Even disasters won’t stop technological progress, unless they are extinction events. That’s because, as I’ve suggested, technology is cumulative human knowledge about how to manipulate nature. (I say this as a radical environmentalist). It’s essentially irreversible. It’s stored knowledge that we experience in trains, planes, and automobiles.
This isn’t a fairy tale of a bright future. There are dark days ahead, and things are pretty dark right now. Autocracy is on the rise in the world and here at home. Trump is not its last tribune.
I don’t love machines unless they help more than hurt humanity. I don’t think ten-year-olds should have cellphones. I don’t think five-year-olds should have computers. And I don’t think two-year-olds should even watch “Sesame Street.” Social media and the internet are numbing and dumbing us, and especially hurting our teenagers.
But on a grander scale, I still think our embedded knowledge will save us from our lesser angels. We have to hope so, in a country where science-deniers and climate-deniers have great power. A country that performed miserably when put to the test by a worldwide pandemic, that resisted vaccinations, mask-wearing, and social-distancing (Australia did far better).
We have a lot of stupidity and ignorance to overcome here in America, and that is our biggest problem: ourselves. But in the end, I believe science will win out over its two great nemeses: anti-science (the denial of proven facts about nature) and itself (being capable of wreaking vast harm to humanity). Technology, because it isn’t monolithic or monovalent, can save us from the worst predations of other technology.

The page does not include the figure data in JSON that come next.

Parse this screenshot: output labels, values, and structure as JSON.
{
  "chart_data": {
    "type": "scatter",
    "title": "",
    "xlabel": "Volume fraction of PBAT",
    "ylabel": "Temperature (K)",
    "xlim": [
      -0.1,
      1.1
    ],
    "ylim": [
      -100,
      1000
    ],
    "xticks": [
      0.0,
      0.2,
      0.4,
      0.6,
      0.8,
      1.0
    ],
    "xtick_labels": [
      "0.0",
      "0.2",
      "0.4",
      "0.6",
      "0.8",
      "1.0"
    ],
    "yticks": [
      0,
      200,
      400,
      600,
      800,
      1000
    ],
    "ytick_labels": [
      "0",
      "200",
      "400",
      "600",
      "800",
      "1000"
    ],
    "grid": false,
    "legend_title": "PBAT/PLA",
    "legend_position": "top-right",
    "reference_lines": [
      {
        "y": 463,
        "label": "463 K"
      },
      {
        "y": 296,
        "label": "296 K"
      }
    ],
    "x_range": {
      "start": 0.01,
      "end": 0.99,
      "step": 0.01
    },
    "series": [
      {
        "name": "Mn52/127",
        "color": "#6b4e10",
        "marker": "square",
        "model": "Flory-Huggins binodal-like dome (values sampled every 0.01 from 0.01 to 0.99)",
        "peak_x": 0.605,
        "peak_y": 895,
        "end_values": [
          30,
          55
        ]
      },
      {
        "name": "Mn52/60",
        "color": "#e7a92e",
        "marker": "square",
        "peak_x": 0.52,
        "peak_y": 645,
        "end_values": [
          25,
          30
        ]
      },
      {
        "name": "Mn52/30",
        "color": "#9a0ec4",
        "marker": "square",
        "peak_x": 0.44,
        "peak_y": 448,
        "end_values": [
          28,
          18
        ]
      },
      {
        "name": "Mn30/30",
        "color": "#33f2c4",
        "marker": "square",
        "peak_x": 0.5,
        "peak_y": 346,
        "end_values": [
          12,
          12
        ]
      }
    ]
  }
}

It doesn’t take a majority of the U.S. Senate to figure out how to remove carbon from the atmosphere on a massive scale, but scientists are working on it. We will learn that technology is only here to serve us and will make it serve us fairly and well. We will take to heart the words of Henry David Thoreau in Walden: “All our machines are but improved means to an unimproved end.”
In the end, as I hope and believe, William Faulkner got it right in his 1950 Nobel speech, when he said that mankind won’t just survive, it will prevail. Even if it isn’t an eternal truth, it’s one we must live by.